The NPP has a fundamental advantage over the NDC. Its Danquah/Busia/Dombo political culture is different from whatever undergirds the NDC’s political consciousness. This is where the problem of personality cult comes in to negate the NDC’s and CPP’s politics, both having come across as personality-centered. What will be the NDC without Rawlings or the CPP without Nkrumahism? That’s why the current struggle in the NDC to lessen the Rawlings factor is tearing the party apart to the likely advantage of the NPP. The CPP can’t exploit Nkrumah’s legacy anymore because the current crop of voters have no connection with the personality of Nkrumah.
The Danquah/Busia/Dombo political culture has survived the whirligig of Ghana politics (being in the opposition for 30 years before Fate smiled on it in the 2000 elections), aided by one important political imperative. It is not built on any personality cult but ideals fashioned on a so-called liberal democracy that manifests in the slogan of “property-owning democracy.” That was why the party was able to bring together all the various segments that had splintered at the 1979 general elections to make it viable in the 4th Republic. The CPP hasn’t been able to do so and the NDC risks falling apart if its house collapses on it or if it loses the 2012 elections.

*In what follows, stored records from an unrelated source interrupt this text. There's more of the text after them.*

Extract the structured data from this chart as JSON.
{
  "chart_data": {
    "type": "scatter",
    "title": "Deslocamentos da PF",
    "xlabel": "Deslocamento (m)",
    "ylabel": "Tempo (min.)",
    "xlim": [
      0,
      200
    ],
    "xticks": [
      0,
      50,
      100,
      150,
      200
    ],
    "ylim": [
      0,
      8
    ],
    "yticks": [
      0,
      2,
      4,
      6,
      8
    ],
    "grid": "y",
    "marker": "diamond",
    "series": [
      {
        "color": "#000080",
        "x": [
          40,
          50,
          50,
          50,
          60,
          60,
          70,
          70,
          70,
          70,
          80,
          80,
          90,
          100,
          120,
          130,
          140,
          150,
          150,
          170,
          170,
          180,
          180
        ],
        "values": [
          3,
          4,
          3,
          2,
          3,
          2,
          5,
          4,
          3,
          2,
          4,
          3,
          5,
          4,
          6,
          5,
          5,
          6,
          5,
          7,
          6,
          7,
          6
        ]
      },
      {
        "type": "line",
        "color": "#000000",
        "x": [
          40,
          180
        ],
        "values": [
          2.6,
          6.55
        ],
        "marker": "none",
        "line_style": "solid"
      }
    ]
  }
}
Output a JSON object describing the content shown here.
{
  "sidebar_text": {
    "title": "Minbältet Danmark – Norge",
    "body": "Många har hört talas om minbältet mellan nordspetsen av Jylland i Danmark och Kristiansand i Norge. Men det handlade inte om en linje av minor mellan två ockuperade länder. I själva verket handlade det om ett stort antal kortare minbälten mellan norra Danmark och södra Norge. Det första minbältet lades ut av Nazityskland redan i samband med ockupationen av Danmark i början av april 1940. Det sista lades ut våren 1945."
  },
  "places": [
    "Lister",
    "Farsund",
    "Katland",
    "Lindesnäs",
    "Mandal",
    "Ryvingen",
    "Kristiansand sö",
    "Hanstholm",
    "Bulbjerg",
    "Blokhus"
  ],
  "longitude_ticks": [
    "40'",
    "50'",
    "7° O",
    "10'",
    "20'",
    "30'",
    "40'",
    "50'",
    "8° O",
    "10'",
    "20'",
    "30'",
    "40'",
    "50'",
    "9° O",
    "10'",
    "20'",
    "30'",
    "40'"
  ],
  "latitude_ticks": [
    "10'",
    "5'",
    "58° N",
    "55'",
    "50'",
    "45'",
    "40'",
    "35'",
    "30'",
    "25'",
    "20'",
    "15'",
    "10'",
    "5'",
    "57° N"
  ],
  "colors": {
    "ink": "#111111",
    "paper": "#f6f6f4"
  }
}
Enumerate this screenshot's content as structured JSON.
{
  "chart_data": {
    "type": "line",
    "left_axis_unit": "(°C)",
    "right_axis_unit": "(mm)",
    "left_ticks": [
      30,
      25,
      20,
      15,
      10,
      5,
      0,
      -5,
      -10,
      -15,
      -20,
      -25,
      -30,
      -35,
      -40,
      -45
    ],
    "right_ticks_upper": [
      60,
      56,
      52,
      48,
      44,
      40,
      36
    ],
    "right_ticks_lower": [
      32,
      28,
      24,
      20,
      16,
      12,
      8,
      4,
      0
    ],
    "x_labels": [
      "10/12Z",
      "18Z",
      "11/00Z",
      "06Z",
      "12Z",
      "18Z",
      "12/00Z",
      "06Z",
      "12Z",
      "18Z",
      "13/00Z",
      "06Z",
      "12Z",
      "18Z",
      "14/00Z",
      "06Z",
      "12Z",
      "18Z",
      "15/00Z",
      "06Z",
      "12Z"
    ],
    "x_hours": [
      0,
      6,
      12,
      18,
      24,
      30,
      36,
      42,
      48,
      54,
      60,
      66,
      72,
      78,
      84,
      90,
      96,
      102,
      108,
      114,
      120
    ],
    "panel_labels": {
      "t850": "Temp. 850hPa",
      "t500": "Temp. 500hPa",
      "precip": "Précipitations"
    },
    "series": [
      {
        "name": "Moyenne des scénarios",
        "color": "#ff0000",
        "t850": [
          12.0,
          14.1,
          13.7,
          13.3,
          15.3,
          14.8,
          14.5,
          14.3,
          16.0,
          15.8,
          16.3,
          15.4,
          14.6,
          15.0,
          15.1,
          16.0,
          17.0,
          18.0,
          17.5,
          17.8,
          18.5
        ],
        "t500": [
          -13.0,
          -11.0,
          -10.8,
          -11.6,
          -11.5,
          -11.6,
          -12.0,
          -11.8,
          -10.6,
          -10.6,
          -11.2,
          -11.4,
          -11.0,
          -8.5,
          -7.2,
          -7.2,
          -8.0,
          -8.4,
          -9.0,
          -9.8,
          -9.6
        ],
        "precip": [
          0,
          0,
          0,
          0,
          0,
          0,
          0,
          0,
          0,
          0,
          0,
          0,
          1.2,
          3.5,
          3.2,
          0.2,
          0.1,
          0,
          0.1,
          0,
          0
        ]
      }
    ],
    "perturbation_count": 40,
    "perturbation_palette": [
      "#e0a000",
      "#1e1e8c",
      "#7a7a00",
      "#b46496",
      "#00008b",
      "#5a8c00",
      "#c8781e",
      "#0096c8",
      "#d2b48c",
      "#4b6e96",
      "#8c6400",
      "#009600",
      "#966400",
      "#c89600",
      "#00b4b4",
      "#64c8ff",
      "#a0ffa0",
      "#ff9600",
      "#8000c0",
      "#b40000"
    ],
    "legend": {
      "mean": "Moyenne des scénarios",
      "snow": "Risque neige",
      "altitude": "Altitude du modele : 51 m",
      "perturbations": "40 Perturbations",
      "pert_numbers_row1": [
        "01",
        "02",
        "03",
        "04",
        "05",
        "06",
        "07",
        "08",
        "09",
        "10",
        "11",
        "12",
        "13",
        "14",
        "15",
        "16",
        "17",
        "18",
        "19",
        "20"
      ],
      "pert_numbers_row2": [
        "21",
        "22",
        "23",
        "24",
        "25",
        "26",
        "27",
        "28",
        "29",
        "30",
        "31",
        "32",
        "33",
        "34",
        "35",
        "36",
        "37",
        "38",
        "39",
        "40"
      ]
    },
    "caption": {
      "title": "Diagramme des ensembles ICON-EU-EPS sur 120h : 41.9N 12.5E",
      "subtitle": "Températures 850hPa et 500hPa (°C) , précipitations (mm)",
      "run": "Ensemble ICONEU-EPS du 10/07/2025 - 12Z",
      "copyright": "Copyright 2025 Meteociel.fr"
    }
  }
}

Now, let’s see why the rivalry between the NPP and the NDC is unavoidable. Here again, history provides the lesson. In the bitter politics of the 1950s and post-independence era, the United Party (worth regarding as the political bastion of all the political parties tracing their source to the Danquah/Busia/Dombo tradition) had one political opponent—Nkrumah and his CPP—and did everything, including recourse to terrorism, to undermine the Nkrumah government.
Vicious campaigns were also mounted to destroy the personality and image of Nkrumah himself, which combined with Nkrumah’s own miscalculation to cause his overthrow and demise. So powerful was the demonization campaign against Nkrumah that to date, his legacy hardly appeals to the electorate (even though other factors are responsible for the mess in which the current pro-Nkrumahist political parties find themselves).
It is not difficult to establish that in our current political dispensation in the 4th Republic, the NPP (representing all that its forebears had put together) regards the NDC the same way the United Party did Nkrumah and his CPP. Now, the NDC has replaced Nkrumah’s CPP and shouldn’t expect LOVE from the NPP. Constructing the NDC as its nemesis, the NPP seems poised to do to the NDC what its forebears had done to the CPP. It is, therefore, unrelenting in taking a leaf from its political antecedent to confront the NDC’s threat to its quest to dominate Ghanaian politics, using the 2012 elections as the springboard.